My experience living with a stammer
This young person talks about the impact her speech impediment has had on her self-esteem, confidence, and life-experiences
For years I was not aware that I had a problem until my last few years in primary school. I don't know how it happened or why it happened but one day I had an intense realisation - I was not able to communicate efficiently like my peers. This revelation changed everything for me. No longer did I put my hand up to answer a question or read aloud. I did not want to take the lead and challenge myself to go outside my comfort zone.
Stuttering was not an issue that solely interrupted the flow of my speech. It interrupted the flow of my life. Many people don't understand what it's like to have the ability to speak but be so afraid to do so. It's so easy for people to mistake me as shy and quiet because they assume my reservedness is optional. Many people think I choose not to speak because I don't want to, but really it’s that I chose not to speak because I'm afraid to.
How some people react to my stutter
My most embarrassing stories warrant this. For example, a few years ago I was talking to a good friend of mine. We sat comfortably in the hallway of our secondary school to eat lunch together. Our conversation was going well until I tripped and stumbled on a word that took me too long to get out. It was humiliating. My friend laughed at this even though all the other words came out smoothly after my slip-up. It wasn't her fault. No one outside my family knows I have this impairment because I choose not to disclose it. I don't want them to change the way they act, but sometimes I wish they would know so that they wouldn't chuckle when I fail to say what they can say easily.

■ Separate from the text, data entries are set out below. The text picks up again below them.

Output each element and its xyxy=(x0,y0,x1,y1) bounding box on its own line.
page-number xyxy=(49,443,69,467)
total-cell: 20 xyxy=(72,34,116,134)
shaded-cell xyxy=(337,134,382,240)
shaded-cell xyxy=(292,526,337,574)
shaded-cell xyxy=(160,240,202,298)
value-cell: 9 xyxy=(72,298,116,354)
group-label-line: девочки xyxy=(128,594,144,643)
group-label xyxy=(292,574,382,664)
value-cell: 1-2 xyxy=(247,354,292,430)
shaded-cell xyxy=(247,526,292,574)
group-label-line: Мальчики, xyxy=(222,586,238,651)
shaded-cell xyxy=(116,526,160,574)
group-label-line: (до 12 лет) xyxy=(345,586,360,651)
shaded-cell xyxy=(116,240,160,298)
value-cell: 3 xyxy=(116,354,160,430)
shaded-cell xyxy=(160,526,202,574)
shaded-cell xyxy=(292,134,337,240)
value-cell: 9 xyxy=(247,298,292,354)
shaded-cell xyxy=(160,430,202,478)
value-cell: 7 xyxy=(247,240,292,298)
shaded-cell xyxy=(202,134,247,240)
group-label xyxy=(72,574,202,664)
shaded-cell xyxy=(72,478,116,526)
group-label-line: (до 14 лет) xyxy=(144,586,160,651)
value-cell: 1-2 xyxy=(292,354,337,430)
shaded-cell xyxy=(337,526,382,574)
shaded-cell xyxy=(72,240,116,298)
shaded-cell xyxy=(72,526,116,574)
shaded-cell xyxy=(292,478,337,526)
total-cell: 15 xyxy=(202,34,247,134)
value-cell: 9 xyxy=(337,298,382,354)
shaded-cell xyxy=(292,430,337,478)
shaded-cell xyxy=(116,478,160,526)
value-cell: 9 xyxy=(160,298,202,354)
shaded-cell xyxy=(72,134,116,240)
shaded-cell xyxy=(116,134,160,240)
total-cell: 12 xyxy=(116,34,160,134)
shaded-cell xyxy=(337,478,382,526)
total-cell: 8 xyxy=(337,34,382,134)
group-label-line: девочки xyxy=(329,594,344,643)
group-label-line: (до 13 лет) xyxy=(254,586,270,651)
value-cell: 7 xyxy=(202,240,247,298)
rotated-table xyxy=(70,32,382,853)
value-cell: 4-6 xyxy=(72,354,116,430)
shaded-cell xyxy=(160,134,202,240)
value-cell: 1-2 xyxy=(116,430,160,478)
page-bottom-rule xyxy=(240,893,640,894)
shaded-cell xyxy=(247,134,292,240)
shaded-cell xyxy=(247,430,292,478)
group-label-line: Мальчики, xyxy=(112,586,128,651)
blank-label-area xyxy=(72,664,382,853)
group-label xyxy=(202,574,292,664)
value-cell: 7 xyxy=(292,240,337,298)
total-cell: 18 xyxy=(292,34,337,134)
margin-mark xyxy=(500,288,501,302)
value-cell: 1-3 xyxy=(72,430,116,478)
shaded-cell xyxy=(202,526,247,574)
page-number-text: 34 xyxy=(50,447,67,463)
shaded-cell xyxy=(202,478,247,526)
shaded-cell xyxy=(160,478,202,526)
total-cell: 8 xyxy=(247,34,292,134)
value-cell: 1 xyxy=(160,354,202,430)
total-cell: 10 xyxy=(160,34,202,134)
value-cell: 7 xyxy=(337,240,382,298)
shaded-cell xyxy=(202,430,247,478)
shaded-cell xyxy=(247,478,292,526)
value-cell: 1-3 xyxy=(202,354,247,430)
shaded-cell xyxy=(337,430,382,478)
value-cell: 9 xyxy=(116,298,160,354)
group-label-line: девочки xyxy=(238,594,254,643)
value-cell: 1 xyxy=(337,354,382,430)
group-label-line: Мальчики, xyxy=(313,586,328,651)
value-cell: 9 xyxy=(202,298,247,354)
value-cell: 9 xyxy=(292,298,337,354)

The impact on my self-esteem
Anyone who stutters quickly knows that the world revolves around speaking. To be someone who doesn't attain that level of quickness and fluidity that comes with speech is distressing. I used to spend days in agony, crying over this disability. I hated how it felt like my tongue was tied by invisible strings that I couldn't loosen. During those days I would recall the embarrassment I felt when talking to people and tripping over my words. I would live in the moments of those thoughts, but meditating on thoughts like that really damages your self-esteem. Basic things like talking to a cashier or a secretary are daunting. I wouldn't be surprised if most stutterers rehearse not just what to say but the speed of what they are going to say. You quickly think of words that you can easily replace or if you can't you make sure to avoid rushing it. You may pause before saying the word, you use filler words such as 'like' or over-pronounced other words. It didn't matter to me if I looked silly. To me that felt a million times better than stammering.

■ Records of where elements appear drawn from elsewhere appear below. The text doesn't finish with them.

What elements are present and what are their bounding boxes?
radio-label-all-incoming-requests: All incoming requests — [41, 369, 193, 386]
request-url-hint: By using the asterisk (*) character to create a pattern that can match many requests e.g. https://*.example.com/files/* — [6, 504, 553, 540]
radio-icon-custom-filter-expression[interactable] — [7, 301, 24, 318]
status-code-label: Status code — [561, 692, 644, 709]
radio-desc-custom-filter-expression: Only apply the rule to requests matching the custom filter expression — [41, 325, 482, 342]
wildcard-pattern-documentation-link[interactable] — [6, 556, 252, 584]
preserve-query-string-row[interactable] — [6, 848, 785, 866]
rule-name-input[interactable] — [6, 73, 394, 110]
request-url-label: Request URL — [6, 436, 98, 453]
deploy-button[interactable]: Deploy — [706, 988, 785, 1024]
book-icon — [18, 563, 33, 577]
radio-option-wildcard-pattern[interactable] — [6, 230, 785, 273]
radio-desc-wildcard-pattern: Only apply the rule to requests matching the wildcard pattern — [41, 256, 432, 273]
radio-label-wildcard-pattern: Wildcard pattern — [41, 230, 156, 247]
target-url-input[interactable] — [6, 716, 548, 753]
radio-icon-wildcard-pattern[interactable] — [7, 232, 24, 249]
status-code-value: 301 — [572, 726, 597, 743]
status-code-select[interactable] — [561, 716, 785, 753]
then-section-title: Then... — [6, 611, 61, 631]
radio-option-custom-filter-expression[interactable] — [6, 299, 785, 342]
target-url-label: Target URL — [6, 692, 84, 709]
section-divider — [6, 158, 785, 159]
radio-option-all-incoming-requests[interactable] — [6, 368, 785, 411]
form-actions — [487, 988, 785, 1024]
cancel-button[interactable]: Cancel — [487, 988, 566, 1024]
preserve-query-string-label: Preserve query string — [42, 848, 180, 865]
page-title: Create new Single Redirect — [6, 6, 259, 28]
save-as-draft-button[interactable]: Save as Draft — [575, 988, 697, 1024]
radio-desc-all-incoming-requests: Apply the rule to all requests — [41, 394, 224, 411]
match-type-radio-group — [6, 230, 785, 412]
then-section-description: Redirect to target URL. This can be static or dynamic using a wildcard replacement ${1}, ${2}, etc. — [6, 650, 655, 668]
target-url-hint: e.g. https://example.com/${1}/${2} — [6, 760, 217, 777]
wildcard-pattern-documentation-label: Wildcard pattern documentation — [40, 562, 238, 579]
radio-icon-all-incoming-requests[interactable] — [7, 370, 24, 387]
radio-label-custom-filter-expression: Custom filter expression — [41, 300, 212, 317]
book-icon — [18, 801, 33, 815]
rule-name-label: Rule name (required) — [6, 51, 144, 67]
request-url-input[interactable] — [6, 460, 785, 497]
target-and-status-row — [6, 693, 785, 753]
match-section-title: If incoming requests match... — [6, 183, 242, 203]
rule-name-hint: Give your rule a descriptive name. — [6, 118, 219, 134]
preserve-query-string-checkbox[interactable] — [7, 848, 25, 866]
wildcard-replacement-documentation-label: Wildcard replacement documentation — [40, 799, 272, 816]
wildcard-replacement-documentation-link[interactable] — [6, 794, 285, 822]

Reaching my full potential
School presentations in secondary school were horrible for me. I had them 5-7 times in all my years of post-primary school. I recall not participating in discussions in my politics and society class because of my stammer. I chose to remain silent even though I could have contributed a point of view that hadn't been said before. It was one of my favourite subjects but I couldn't maximise my debating potential due to my fear. With stuttering it feels like you can't reach your potential; there's always current pushing you back.

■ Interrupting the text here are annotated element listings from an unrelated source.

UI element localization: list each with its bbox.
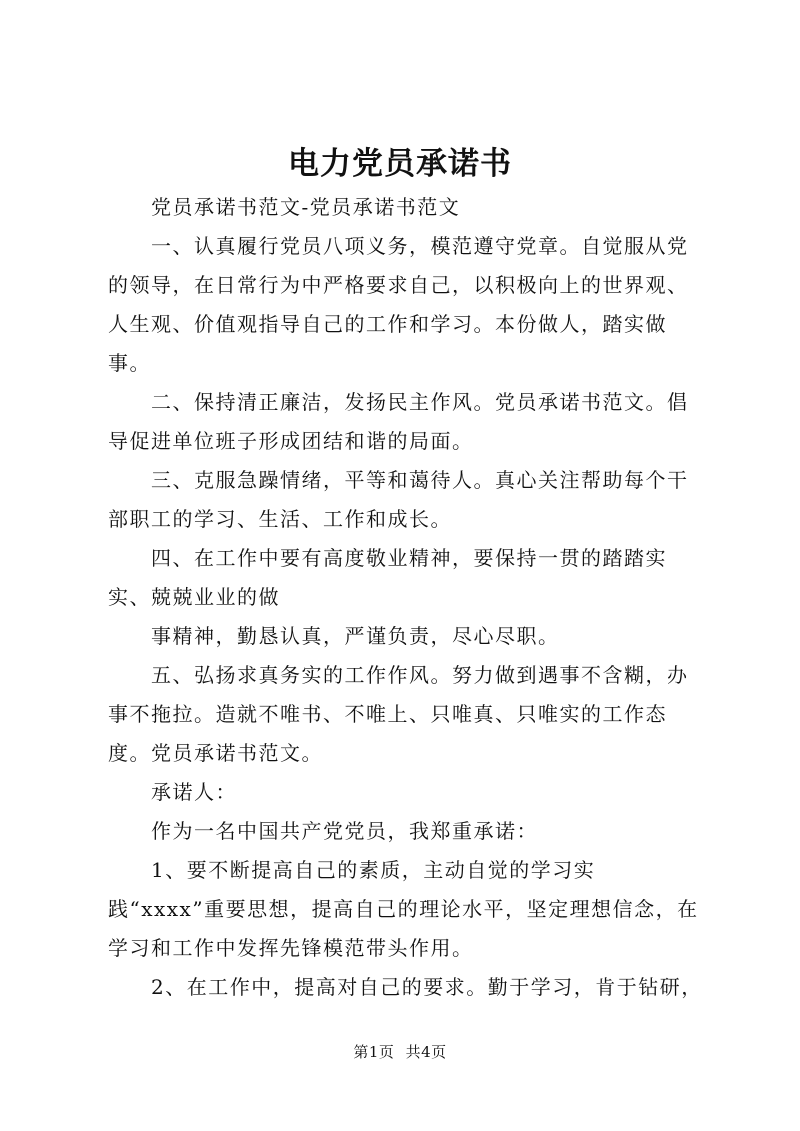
page-number: 第1页	[353, 1043, 395, 1061]
paragraph-item-4: 四、在工作中要有高度敬业精神，要保持一贯的踏踏实实、兢兢业业的做	[108, 546, 667, 609]
page-total: 共4页	[405, 1043, 447, 1061]
document-body	[108, 188, 708, 1007]
paragraph-item-1: 一、认真履行党员八项义务，模范遵守党章。自觉服从党的领导，在日常行为中严格要求自己，以积极向上的世界观、人生观、价值观指导自己的工作和学习。本份做人，踏实做事。	[108, 234, 689, 375]
document-title: 电力党员承诺书	[288, 146, 512, 182]
paragraph-item-2: 二、保持清正廉洁，发扬民主作风。党员承诺书范文。倡导促进单位班子形成团结和谐的局面。	[108, 390, 689, 453]
paragraph-subtitle: 党员承诺书范文-党员承诺书范文	[151, 195, 461, 219]
paragraph-pledge-2: 2、在工作中，提高对自己的要求。勤于学习，肯于钻研，	[151, 975, 703, 999]
paragraph-pledge-intro: 作为一名中国共产党党员，我郑重承诺：	[151, 819, 538, 843]
paragraph-pledge-1: 1、要不断提高自己的素质，主动自觉的学习实践“xxxx”重要思想，提高自己的理论水平，坚定理想信念，在学习和工作中发挥先锋模范带头作用。	[108, 858, 699, 960]
paragraph-promiser: 承诺人：	[151, 780, 237, 804]
page-footer	[0, 1042, 800, 1062]
paragraph-item-4-continued: 事精神，勤恳认真，严谨负责，尽心尽职。	[151, 624, 560, 648]
paragraph-item-5: 五、弘扬求真务实的工作作风。努力做到遇事不含糊，办事不拖拉。造就不唯书、不唯上、只唯真、只唯实的工作态度。党员承诺书范文。	[108, 663, 689, 765]
paragraph-item-3: 三、克服急躁情绪，平等和蔼待人。真心关注帮助每个干部职工的学习、生活、工作和成长。	[108, 468, 689, 531]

Learning to not being so hard on myself
When you are so conscious of your own speech, you become conscious of the way others speak too. You note the language they use, the words they are able to say, the ones they can't say. You notice a word they use that is convenient for you. In your mind, you are grateful to them for providing you with a filler word. The one thing I’ve always noticed is that many people do stutter in their speech. It wasn't as infrequent as I perceived it to be. I remember the times when the teacher would ask us to read aloud - as usual I was petrified to be called on - but when it wasn't me I listened to who was speaking. I heard their trips, tumbles, and falls in their speech. When I realised it wasn't one person, but it happened to many people, I realised that I didn't need to be so hard on myself.
I have learned to not allow my stammering to define me. I used to spend days thinking about how debilitating it was for me. I wouldn't allow myself to go outside my comfort zone simply because I was scared. I have learned to deal with it and find ways to cope with it. Because of that I don't feel so scared to ask for directions or even ask to use things like a pen. It's not easy because sometimes I do feel bad for not saying words stutter-free but I am way happier now being able to not speak in fear. I just do it all one step at a time.